No, seriously — it’s time to talk about flooding.

The fall rains saturated the ground. In the past 48 hours Austin has seen more than two inches of rainfall in places such as the Onion Creek area, with nearly three-and-a-half inches in portions of the Hill Country where runoff feeds the Highland Lakes, which are nearly full. Rains are expected to continue through the week and, though the heaviest is probably behind us, even a relatively modest downpour in the right place could cause flooding.

El Niño is still spinning the Pacific, as well, and will likely continue into summer,  producing a rainy spring, most forecasters say. And — March is traditionally a month that brings severe storms.

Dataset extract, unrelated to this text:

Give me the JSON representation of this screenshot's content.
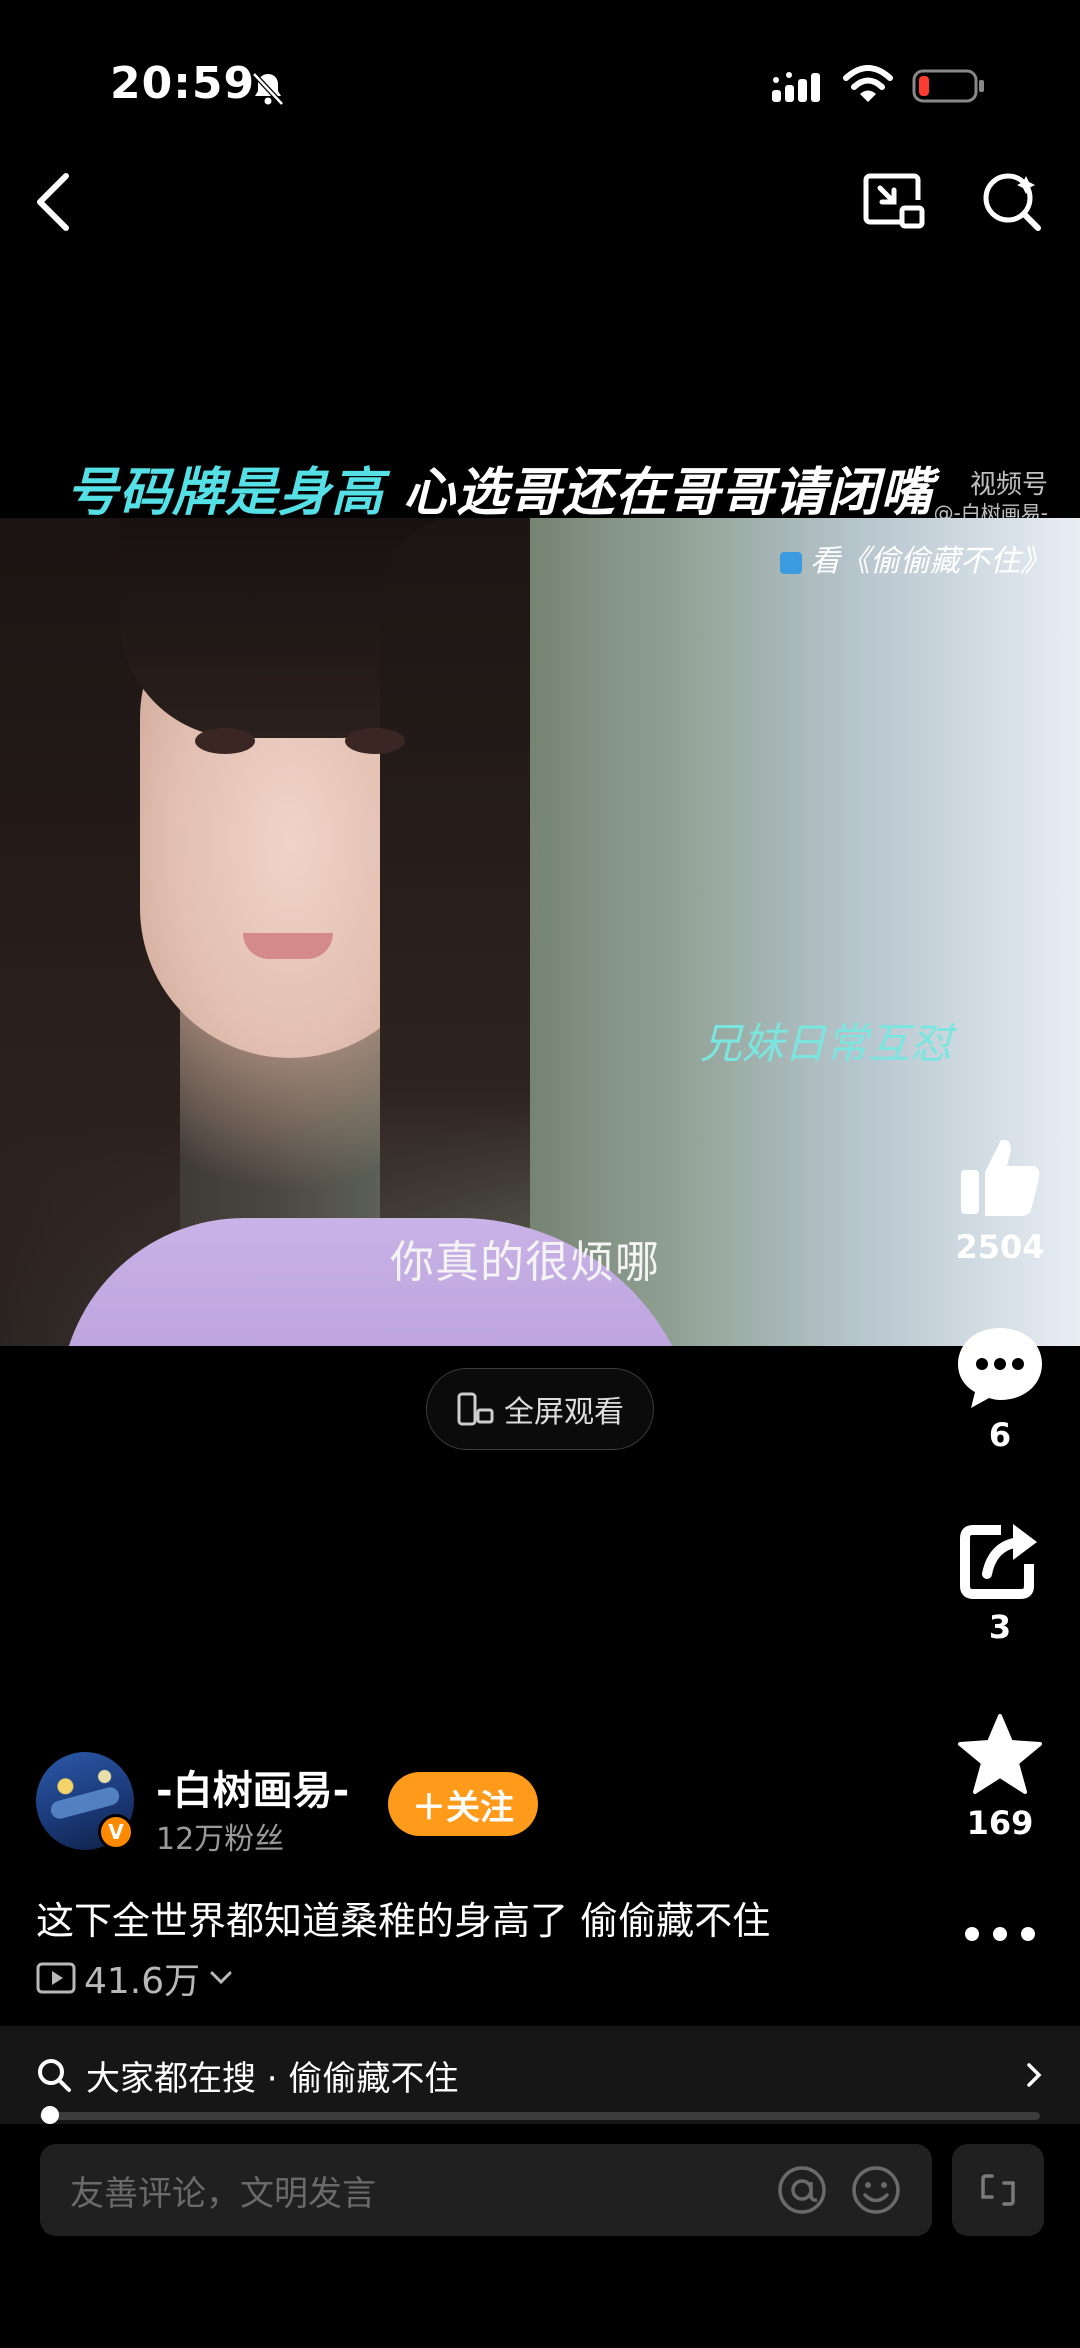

“When I talk about severe storms, I’m referring to storms that can produce damaging winds, large hail, tornadoes and even flooding,” Bob Rose, a meteorologist with the Lower Colorado River Authority, said in a recent blog post. Add El Nino to the typical pattern and you get a strong possibility of a spring “with more severe storms than we’ve seen” in recent years.

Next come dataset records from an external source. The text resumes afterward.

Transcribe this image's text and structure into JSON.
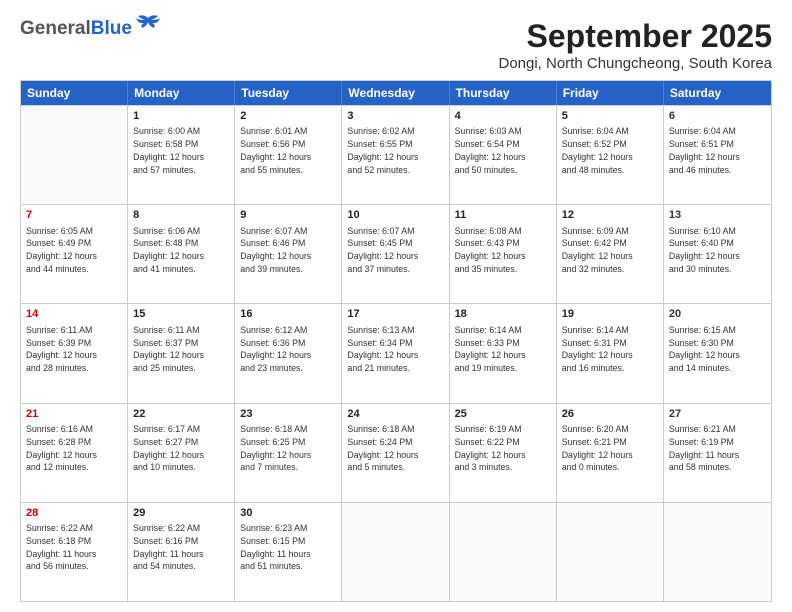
{
  "header": {
    "logo": {
      "part1": "General",
      "part2": "Blue"
    },
    "title": "September 2025",
    "subtitle": "Dongi, North Chungcheong, South Korea"
  },
  "calendar": {
    "days": [
      "Sunday",
      "Monday",
      "Tuesday",
      "Wednesday",
      "Thursday",
      "Friday",
      "Saturday"
    ],
    "rows": [
      [
        {
          "day": "",
          "info": ""
        },
        {
          "day": "1",
          "info": "Sunrise: 6:00 AM\nSunset: 6:58 PM\nDaylight: 12 hours\nand 57 minutes."
        },
        {
          "day": "2",
          "info": "Sunrise: 6:01 AM\nSunset: 6:56 PM\nDaylight: 12 hours\nand 55 minutes."
        },
        {
          "day": "3",
          "info": "Sunrise: 6:02 AM\nSunset: 6:55 PM\nDaylight: 12 hours\nand 52 minutes."
        },
        {
          "day": "4",
          "info": "Sunrise: 6:03 AM\nSunset: 6:54 PM\nDaylight: 12 hours\nand 50 minutes."
        },
        {
          "day": "5",
          "info": "Sunrise: 6:04 AM\nSunset: 6:52 PM\nDaylight: 12 hours\nand 48 minutes."
        },
        {
          "day": "6",
          "info": "Sunrise: 6:04 AM\nSunset: 6:51 PM\nDaylight: 12 hours\nand 46 minutes."
        }
      ],
      [
        {
          "day": "7",
          "info": "Sunrise: 6:05 AM\nSunset: 6:49 PM\nDaylight: 12 hours\nand 44 minutes."
        },
        {
          "day": "8",
          "info": "Sunrise: 6:06 AM\nSunset: 6:48 PM\nDaylight: 12 hours\nand 41 minutes."
        },
        {
          "day": "9",
          "info": "Sunrise: 6:07 AM\nSunset: 6:46 PM\nDaylight: 12 hours\nand 39 minutes."
        },
        {
          "day": "10",
          "info": "Sunrise: 6:07 AM\nSunset: 6:45 PM\nDaylight: 12 hours\nand 37 minutes."
        },
        {
          "day": "11",
          "info": "Sunrise: 6:08 AM\nSunset: 6:43 PM\nDaylight: 12 hours\nand 35 minutes."
        },
        {
          "day": "12",
          "info": "Sunrise: 6:09 AM\nSunset: 6:42 PM\nDaylight: 12 hours\nand 32 minutes."
        },
        {
          "day": "13",
          "info": "Sunrise: 6:10 AM\nSunset: 6:40 PM\nDaylight: 12 hours\nand 30 minutes."
        }
      ],
      [
        {
          "day": "14",
          "info": "Sunrise: 6:11 AM\nSunset: 6:39 PM\nDaylight: 12 hours\nand 28 minutes."
        },
        {
          "day": "15",
          "info": "Sunrise: 6:11 AM\nSunset: 6:37 PM\nDaylight: 12 hours\nand 25 minutes."
        },
        {
          "day": "16",
          "info": "Sunrise: 6:12 AM\nSunset: 6:36 PM\nDaylight: 12 hours\nand 23 minutes."
        },
        {
          "day": "17",
          "info": "Sunrise: 6:13 AM\nSunset: 6:34 PM\nDaylight: 12 hours\nand 21 minutes."
        },
        {
          "day": "18",
          "info": "Sunrise: 6:14 AM\nSunset: 6:33 PM\nDaylight: 12 hours\nand 19 minutes."
        },
        {
          "day": "19",
          "info": "Sunrise: 6:14 AM\nSunset: 6:31 PM\nDaylight: 12 hours\nand 16 minutes."
        },
        {
          "day": "20",
          "info": "Sunrise: 6:15 AM\nSunset: 6:30 PM\nDaylight: 12 hours\nand 14 minutes."
        }
      ],
      [
        {
          "day": "21",
          "info": "Sunrise: 6:16 AM\nSunset: 6:28 PM\nDaylight: 12 hours\nand 12 minutes."
        },
        {
          "day": "22",
          "info": "Sunrise: 6:17 AM\nSunset: 6:27 PM\nDaylight: 12 hours\nand 10 minutes."
        },
        {
          "day": "23",
          "info": "Sunrise: 6:18 AM\nSunset: 6:25 PM\nDaylight: 12 hours\nand 7 minutes."
        },
        {
          "day": "24",
          "info": "Sunrise: 6:18 AM\nSunset: 6:24 PM\nDaylight: 12 hours\nand 5 minutes."
        },
        {
          "day": "25",
          "info": "Sunrise: 6:19 AM\nSunset: 6:22 PM\nDaylight: 12 hours\nand 3 minutes."
        },
        {
          "day": "26",
          "info": "Sunrise: 6:20 AM\nSunset: 6:21 PM\nDaylight: 12 hours\nand 0 minutes."
        },
        {
          "day": "27",
          "info": "Sunrise: 6:21 AM\nSunset: 6:19 PM\nDaylight: 11 hours\nand 58 minutes."
        }
      ],
      [
        {
          "day": "28",
          "info": "Sunrise: 6:22 AM\nSunset: 6:18 PM\nDaylight: 11 hours\nand 56 minutes."
        },
        {
          "day": "29",
          "info": "Sunrise: 6:22 AM\nSunset: 6:16 PM\nDaylight: 11 hours\nand 54 minutes."
        },
        {
          "day": "30",
          "info": "Sunrise: 6:23 AM\nSunset: 6:15 PM\nDaylight: 11 hours\nand 51 minutes."
        },
        {
          "day": "",
          "info": ""
        },
        {
          "day": "",
          "info": ""
        },
        {
          "day": "",
          "info": ""
        },
        {
          "day": "",
          "info": ""
        }
      ]
    ]
  }
}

The LCRA manages the Highland Lakes, a series of connected bodies of water that are dammed to limit flooding. There is no imminent flood threat, according to the agency. But lakes Travis and Buchanan, which rise and fall and are often used to absorb flooding, are 95 percent and 83 percent full, respectively. A good rainfall in the right place can cause a rapid rise “with very little warning,” said John Hofmann, who oversees river operators for the agency.

That can put homes and businesses along the lakes at some risk. The agency must strike a balance during a flood between releasing water down the lakes and ensuring it does not release so much it imperils downstream communities such as Austin, which the dams were built partly to protect. The agency recently advised property owners to repair docks and generally prepare for the possibility of flooding.

Other areas are also at risk in “flash flood alley.” The soil is still plenty moist, diminishing its absorptiveness and putting places such as Southeast Austin’s Onion Creek neighborhood, which was hit with devastating floods in 2013 and 2015, at greater risk. Last Memorial Day weekend, San Marcos was hit with floods so devastating that the city still has not fully recovered. That led the U.S. Department of Housing and Urban Affairs to recently take the unusual step of earmarking $25 million relief to the city, specifically, along with Houston ($67 million) and the rest of Texas ($51 million).

Though floods are generally the most devastating creation of Central Texas storms, they can bring other damaging phenomenon. One day to watch this month: March 25. That’s a day to park the cars in the garage, if possible, because the hail that tends to come in spring has a nasty habit of hitting hard that day. Three of the six costliest hail storms in Austin history, Rose said, struck on March 25.